2021 Talk: On the role of knowledge graphs in explainable machine learning
Machine Learning (ML), as one of the key drivers of Artificial Intelligence, has demonstrated disruptive results in numerous industries. However, one of the most fundamental problems of applying ML, and particularly Artificial Neural Network models, in critical systems is its inability to provide a rationale for their decisions. For instance, a ML system recognizes an object to be a warfare mine through comparison with its similar observations. No human-transposable rationale is given, mainly because common sense knowledge or reasoning is out-of-scope of ML systems. We present how knowledge graphs could be applied to expose more human-understandable machine learning decisions, and present an asset, combining ML and knowledge graphs to expose a human-like explanation when recognizing an object of any class in a knowledge graph of 4,233,000 resources.
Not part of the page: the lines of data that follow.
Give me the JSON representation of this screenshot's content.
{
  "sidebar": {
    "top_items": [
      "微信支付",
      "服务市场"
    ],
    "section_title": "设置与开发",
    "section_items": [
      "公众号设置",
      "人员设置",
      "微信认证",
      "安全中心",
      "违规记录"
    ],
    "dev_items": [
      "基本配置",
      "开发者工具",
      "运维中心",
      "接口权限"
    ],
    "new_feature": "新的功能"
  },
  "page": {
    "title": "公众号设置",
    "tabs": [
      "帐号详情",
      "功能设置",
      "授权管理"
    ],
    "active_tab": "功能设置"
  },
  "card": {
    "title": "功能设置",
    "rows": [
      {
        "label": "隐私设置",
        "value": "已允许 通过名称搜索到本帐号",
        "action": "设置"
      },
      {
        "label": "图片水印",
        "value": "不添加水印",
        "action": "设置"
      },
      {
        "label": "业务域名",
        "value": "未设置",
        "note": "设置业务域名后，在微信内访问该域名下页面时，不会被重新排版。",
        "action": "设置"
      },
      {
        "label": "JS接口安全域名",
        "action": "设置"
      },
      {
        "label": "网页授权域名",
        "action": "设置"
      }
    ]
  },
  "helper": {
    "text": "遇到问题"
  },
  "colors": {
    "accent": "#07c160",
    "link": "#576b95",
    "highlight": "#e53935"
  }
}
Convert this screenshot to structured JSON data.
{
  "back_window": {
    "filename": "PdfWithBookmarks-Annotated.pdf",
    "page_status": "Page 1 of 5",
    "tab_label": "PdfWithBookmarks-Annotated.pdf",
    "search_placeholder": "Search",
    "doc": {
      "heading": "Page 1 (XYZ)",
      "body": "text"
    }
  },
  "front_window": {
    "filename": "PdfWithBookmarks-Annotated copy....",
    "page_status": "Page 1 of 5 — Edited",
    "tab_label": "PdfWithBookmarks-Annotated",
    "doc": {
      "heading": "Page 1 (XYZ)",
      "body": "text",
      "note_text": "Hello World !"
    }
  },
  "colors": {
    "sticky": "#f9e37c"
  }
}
2019 Talk: On the role of Knowledge Graphs for the adoption of Machine Learning Systems in Industry
Despite a surge of innovation focusing on Machine Learning-based AI systems, major industries remain puzzled about its impact at scale. This is particularly valid in context of critical systems, as the need of robustness, trust and in particular explanation are strongly required for mass adoption. Pure Machine Learning based approaches have emerged, but fail to address the core principle of explainability i.e., how to communicate knowledge which explains a decision in a human-comprehensible way. Knowledge graphs have shown fit-for-purpose characteristics to tackle the problem of explainability in Machine Learning. We will review how knowledge graphs could be adopted to progress explaination of AI systems, and ultimately adoption of AI at scale.